CITCは、具体的にどのような規定に触れるのかは明らかにしていない。通信事業者に対して、開発元と連携して迅速に対応を取り、アプリに規定を順守させるよう求めている。
これに先立ち地元メディアは、CITCが通信事業者に対してこれらアプリを政府に監視させるよう求め、3月30日を期限として回答を迫ったと報じていた。
同国の著名ブロガーはこの背景について、「WhatsAppを通じて多くのデモが組織されていることが一因だと思う」との見方を示した。サウジアラビアでは最近、政治犯の釈放を求める小規模のデモが頻発しているという。

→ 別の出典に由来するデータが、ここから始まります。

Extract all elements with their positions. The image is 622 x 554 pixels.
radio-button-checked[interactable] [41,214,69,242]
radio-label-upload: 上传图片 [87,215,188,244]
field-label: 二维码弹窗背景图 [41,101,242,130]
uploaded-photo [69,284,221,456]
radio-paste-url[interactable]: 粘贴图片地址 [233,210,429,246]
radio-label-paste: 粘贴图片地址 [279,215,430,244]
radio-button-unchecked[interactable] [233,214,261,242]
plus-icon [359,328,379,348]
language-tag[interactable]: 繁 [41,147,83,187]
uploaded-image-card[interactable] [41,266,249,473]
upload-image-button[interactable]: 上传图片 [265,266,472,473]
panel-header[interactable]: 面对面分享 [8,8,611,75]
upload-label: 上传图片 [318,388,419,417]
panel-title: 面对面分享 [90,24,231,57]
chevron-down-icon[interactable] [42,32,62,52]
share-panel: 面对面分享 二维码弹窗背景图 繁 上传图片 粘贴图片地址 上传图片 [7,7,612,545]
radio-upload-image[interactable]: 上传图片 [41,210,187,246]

絶対君主制を採る同国ではデモなどの活動は禁止されている。しかしWhatsAppやスカイプは通信の内容が暗号化されることから、安全に連絡を取り合える手段として、人権団体や女性の権利向上を訴える団体も頻繁に利用しているという。
同国の状況に詳しい専門家は、サウジ政府がこうした状況に危機感を持ち、アプリの監視を模索しているとみる。
これに対して前出のブロガーは、「安全でないと分かれば別のアプリに移るだけ。(政府が監視しようとしても)時間の無駄だ」と話している。